Posts by chewitt

    There is no need to chainload u-boot as Armbian does. Just use the AMGLX "box" image which includes s905_autoscript and boot.scr on the SD card and vendor u-boot will read one of them and reconfigure the boot environment to look for LE boot files first (and if not found, fall back to default boot into OSMC). It will be the same for Vero 4K and 4K+ boxes (and pretty much anything else with vendor u-boot on internal storage).

    Enabling deep colour changes HDMI properties advertised by the TV on the HDMI port to include 12-bit 4:2:2 and I'd guess that the display chain cannot handle the additional bandwidth required for 4K60 and thus sync is lost. Disabling deep colour forces 8/10-bit 4:2:0 output and allows things to work. The most common issue with 4K60 video is the HDMI cable not being able to sustain higher bandwidths required (esp. when combined with HD audio). Do you have 4K60 certified cables?

    There is very little real-world media in 4K60 format (most is under 4K30) and almost nothing in 12-bit (only 10-bit) so if the cable is not the issue, disabling deep colour on the TV or leaving the video= change in syslinux.cfg and never using 4k50/59.94/60 modes (where the issue will probably reappear) are both options. The video= change only forces the initial connector state to 1080@60, it does not prevent Kodi from detecting and using 4K modes with the whitelist later.

    Even did a last try with Manjaro and latest Kernel, also no chance to get any audio over hdmi at the desktop

    That proves it's not an LE specific issue.

    alsamixer sees 4 spdif outputs and nothing more on the hdmi "card".

    See if adding /storage/.config/modprobe.d/blacklist.conf with the following content does anything?

    Code
    blacklist snd_hda_codec_realtek
    blacklist snd_hda_codec_sigmatel
    blacklist snd_hda_codec_cirrus

    There is/was a Kodi Backup add-on in the Kodi repo. I've never used it, but it might be worth looking into. It probably backs-up only to a "local" filesystem path, so to save off-box you'll need to configure a persistent SMB mount (there are instructions in the wiki) so there's a local filesystem path under /var/media/ to the remote NAS share.

    The backup function in the LE settings add-on also captures /storage/.kodi, /storage/.cache, /storage/.config to a tarball which is saved to /storage/backups. Unless you are locally storing media on the SD card which needs to be preserved those are probably the only folders which need to be backed-up. It doesn't handle movement of the file off-box though.

    It's arguably a workaround/hack for the underlying issue of most ARM SoC hardware lacking the capability to tonemap (or if the hardware can do it, the kernel drivers don't exist) .. but you can submit a feature request to Kodi devs via the forums (or find the thread that's probably already there). It's not something that LE can solve; the issue is upstream from us.

    Start with tracking down BIOS and LSPCON firmware updates for the board and installing them (most will require Windows to run them from). If that doesn't fix anything I'm out of ideas as modern consumer Intel hardware is a mystery to me. It might need some kernel driver quirk applying; there are many to choose from in kernel drivers but I have no clue how you divine things.

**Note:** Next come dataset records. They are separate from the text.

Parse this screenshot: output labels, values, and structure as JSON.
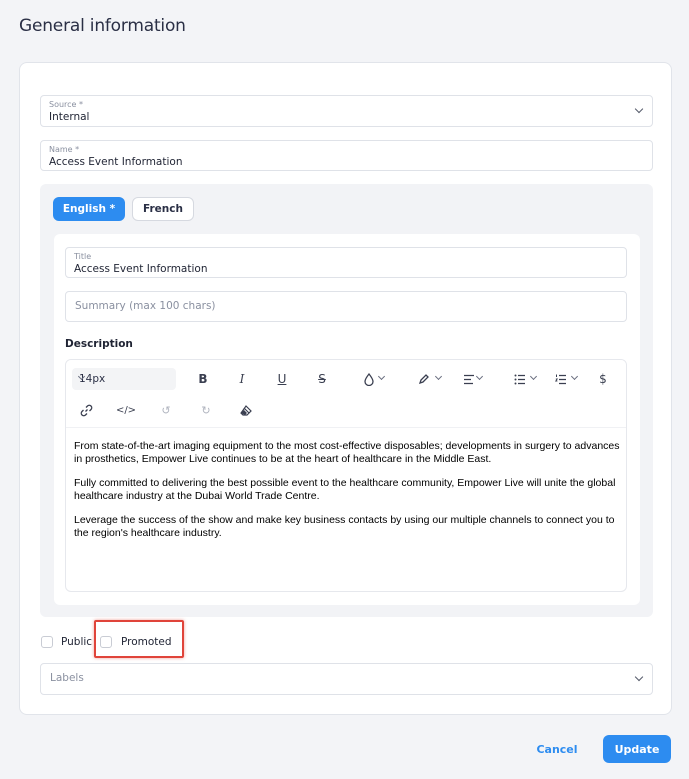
{
  "page": {
    "title": "General information"
  },
  "form": {
    "source": {
      "label": "Source *",
      "value": "Internal"
    },
    "name": {
      "label": "Name *",
      "value": "Access Event Information"
    },
    "tabs": [
      {
        "label": "English *",
        "active": true
      },
      {
        "label": "French",
        "active": false
      }
    ],
    "title": {
      "label": "Title",
      "value": "Access Event Information"
    },
    "summary": {
      "placeholder": "Summary (max 100 chars)"
    },
    "description": {
      "label": "Description",
      "font_size": "14px",
      "paragraphs": [
        "From state-of-the-art imaging equipment to the most cost-effective disposables; developments in surgery to advances in prosthetics, Empower Live continues to be at the heart of healthcare in the Middle East.",
        "Fully committed to delivering the best possible event to the healthcare community, Empower Live will unite the global healthcare industry at the Dubai World Trade Centre.",
        "Leverage the success of the show and make key business contacts by using our multiple channels to connect you to the region's healthcare industry."
      ]
    },
    "public": {
      "label": "Public",
      "checked": false
    },
    "promoted": {
      "label": "Promoted",
      "checked": false
    },
    "labels": {
      "placeholder": "Labels"
    }
  },
  "actions": {
    "cancel": "Cancel",
    "update": "Update"
  },
  "colors": {
    "accent": "#2d8cf0",
    "highlight": "#e0443a"
  }
}
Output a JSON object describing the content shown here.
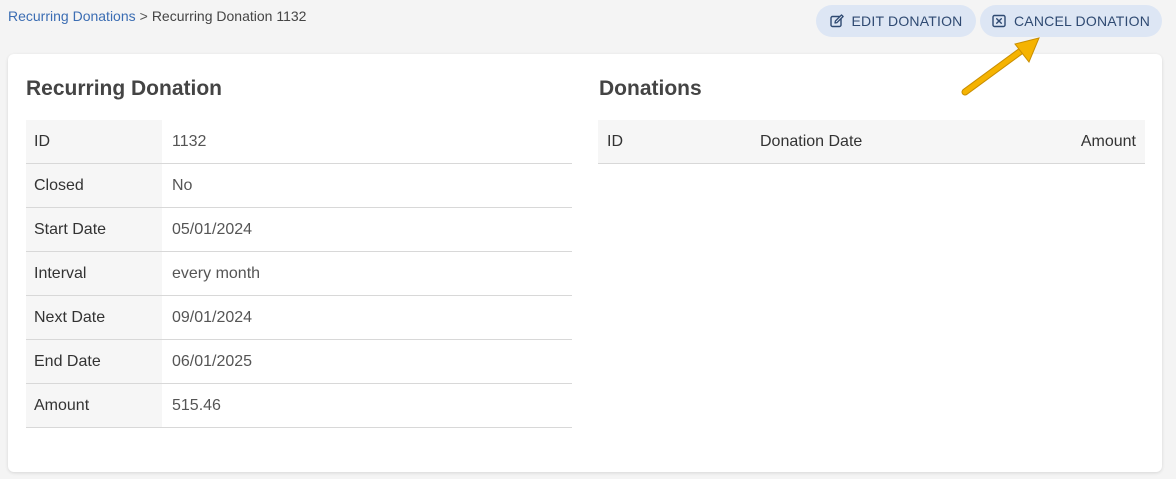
{
  "breadcrumb": {
    "parent": "Recurring Donations",
    "separator": ">",
    "current": "Recurring Donation 1132"
  },
  "actions": {
    "edit_label": "EDIT DONATION",
    "edit_icon": "edit-icon",
    "cancel_label": "CANCEL DONATION",
    "cancel_icon": "close-box-icon"
  },
  "recurring": {
    "title": "Recurring Donation",
    "fields": [
      {
        "label": "ID",
        "value": "1132"
      },
      {
        "label": "Closed",
        "value": "No"
      },
      {
        "label": "Start Date",
        "value": "05/01/2024"
      },
      {
        "label": "Interval",
        "value": "every month"
      },
      {
        "label": "Next Date",
        "value": "09/01/2024"
      },
      {
        "label": "End Date",
        "value": "06/01/2025"
      },
      {
        "label": "Amount",
        "value": "515.46"
      }
    ]
  },
  "donations": {
    "title": "Donations",
    "columns": [
      "ID",
      "Donation Date",
      "Amount"
    ],
    "rows": []
  },
  "colors": {
    "link": "#3b6db3",
    "button_bg": "#dde6f4",
    "button_text": "#2f4a72",
    "arrow": "#f5b301"
  }
}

    LE is an "embedded" style distro so it's not possible to change the Kodi version in an image as kodi.bin lives inside the read-only SYSTEM file which is uncompressed into a virtual filesystem (in RAM) on boot. Even if you could replace it, the file you're looking to download and use is a) an old version of Kodi, b) compiled for Debian so almost certainly wouldn't run on LE anyway.

    https://wiki.libreelec.tv/development/build-basics (and adjacent wiki pages) contains instructions on how to self-build your own LE image. Start with building a default image. Then add the diff patch with Kodi changes to packages/mediacentre/kodi/patches and then rebuild the image; it will detect the patch and rebuild only the Kodi package. You can also add udev rules files to packages/mediacentre/kodi/udev.d and they will be included in the SYSTEM file or you can add them manually to /storage/.config/udev.rules.d sometime later.

    NB: The "how to build an LE image" instructions that leecher1337 provides in the last post to that thread are not correct in a couple of places. I'd guess written by ChatGPT and not from actual experience.

    Yup, ConnMan is lightweight and perfect for our 'embedded' distro needs. If you're building a minimalist distro you don't look to include all the full-fat binaries of a general purpose OS. As long as it works for 99.99999% of users (and it does) we're good. You're the only person I can recall ever reporting this issue; and that means it's probably something environmental, i.e. something specific to do with your network or equipment (the router).

    NB: The DHCP lease time is defined by config/policy on the DHCP server (router) not the client device that makes DHCP requests. So even if we did have a full-fat DHCP client tool it will work the same way. ConnMan did allow you to change lifetime values; but this is a dynamic protocol so when you send a renewal request and the server responds with a valid lease value, the values are overwritten.